Toxic Christianity and why Christians Need to do Better
- Bailey Price
- Jan 10, 2022
- 4 min read

Welcome back to the West Side Bohemian!
Before I start talking about what I want to talk about today, I want to start by saying that I grew up very conservatively. Both of my parents are pastors in a Christian church, and I grew up going to church every Sunday, going to church camp every summer, and doing music lessons at the church one weekend a month. I always volunteered at any church soup kitchen or any church fundraiser. My whole life was based around the church when I was younger, and even today I still carry a large amount of those beliefs I got from the church. I'm a lot more liberal now than I was then, and my relationship with religion and God has changed overtime, but I would still consider myself a Christian.
As a Christian, I am starting to really be troubled by a lot of the stuff I'm seeing from other Christians and other pastor's kids who I know or who I have grown up knowing. Some days, I can't help but wonder why people who would consider themselves "good Christians" would act the way they do and say the hurtful things they do publicly or on social media.
The first thing I've seen that is so blatantly hurtful is this phrase plastered across an old acquaintances instagram: "If you're a truly good Christian, you won't have any anxiety because God doesn't let good christians have anxiety."
This is extremely problematic because this phrase is perpetuating stigmas around mental health issues and, more specifically, mental health issues in the Christian church.
This phrase is like a backhand to all those Christians who are trying their best, but suffer with anxiety, depression, OCD, or PTSD, all things that aren't in their control. It's even worse because it's even more of a backhand to Christians who take medication or use outlets other than religion to deal with their mental health (which it totally okay by the way).

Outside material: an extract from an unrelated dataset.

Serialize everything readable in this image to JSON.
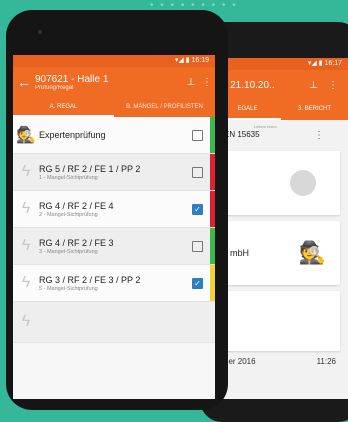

Getting prescribed medication or seeing a therapist are both great ways to deal with mental health, and it's not okay to say that if people were good Christians they wouldn't utilize these things.
It is also super unrealistic to believe that mental health issues disappear the second someone asks God to be in their lives. It can be a super great way for people to have a spiritual outlet and relieve some anxiety in some people, but it isn't a cure all. As a Christian, it is our job to have a relationship with God, but that doesn't mean we have to have all of our life together, or our mental health.
Something else I saw recently was from a pastor's kid I know.
They posted a screenshot from an article talking about how Christians cannot have secular beliefs or interests. It really dove into why Christians shouldn't be listening to secular music, watching secular movies, or reading secular books. The person also ended the post by saying essentially that you're not doing good as a Christian if you enjoy secular things.
About a week later, I saw this person person posting about how they, and a few of their also Christian friends, were going to see the new Spiderman movie. This really frustrated me because as much as they always post about not partaking in anything secular, they still went and saw a secular movie (no shade to the new Spiderman movie, it was great). I was even more frustrated though because the article they shared just a week before was clearly written with the intention of hurting people and making them feel guilty.
I feel like this tactic of guilt tripping seasoned Christians or new Christians into acting a certain way is just wrong and honestly turns a lot of people away from the Christian church. I've had countless friends at university tell me that they left the Christian church because people were always trying to make them feel bad about themselves whether that be intentionally or unintentionally.
Another example of Christians guilting people is in this image below. This happened a while back, at the beginning of my college semester, but essentially what happened is a large group of extremely conservative, spiteful Christians came to a campus made up of most-likely more-on-the-liberal-side college students and harassed them in an anti-choice crusade.

Even though I am a Christian, I am personally on the pro-choice side of the abortion debate. I have my own personal opinions on what I think is right, but despite any of my personal beliefs on how I think things should be or what is right or wrong, I believe that everyone should have bodily autonomy and the choice to do what is best for them when it is best for them, and I definitely don't think anyone should be made to feel condemned for doing what is best for them.
I think, as Christians, we need to do better. We need to do better because we keep putting hate into the world when we were called to love. We weren't called to judge others, and we weren't called to make them feel bad. We were called to support others, love them, and treat them with the respect that we want to be treated with.
When we judge others, we often end up being hypocritical in one way or the other because none of us are perfect, but not only do we end up being hypocrites, we often end up turning people away from the Christian church or even just putting a bitter taste in people's mouths when they hear of Christianity in general.
As a Christian, I find the hate repulsive and undignified, and I truly believe there is a lot of work to be done as a community to better understand others' worldview, their struggles, and their stories. I think we need to do better, be more tolerant, and love like God called us to love.
Also, I want to make it clear that there are a lot of good Christians out there; a lot of good people who are doing their best to love others, and thriving in their faith and relationship with God, and that just because there are some intolerant Christians does not mean that the large majority aren't amazing and inspiring people.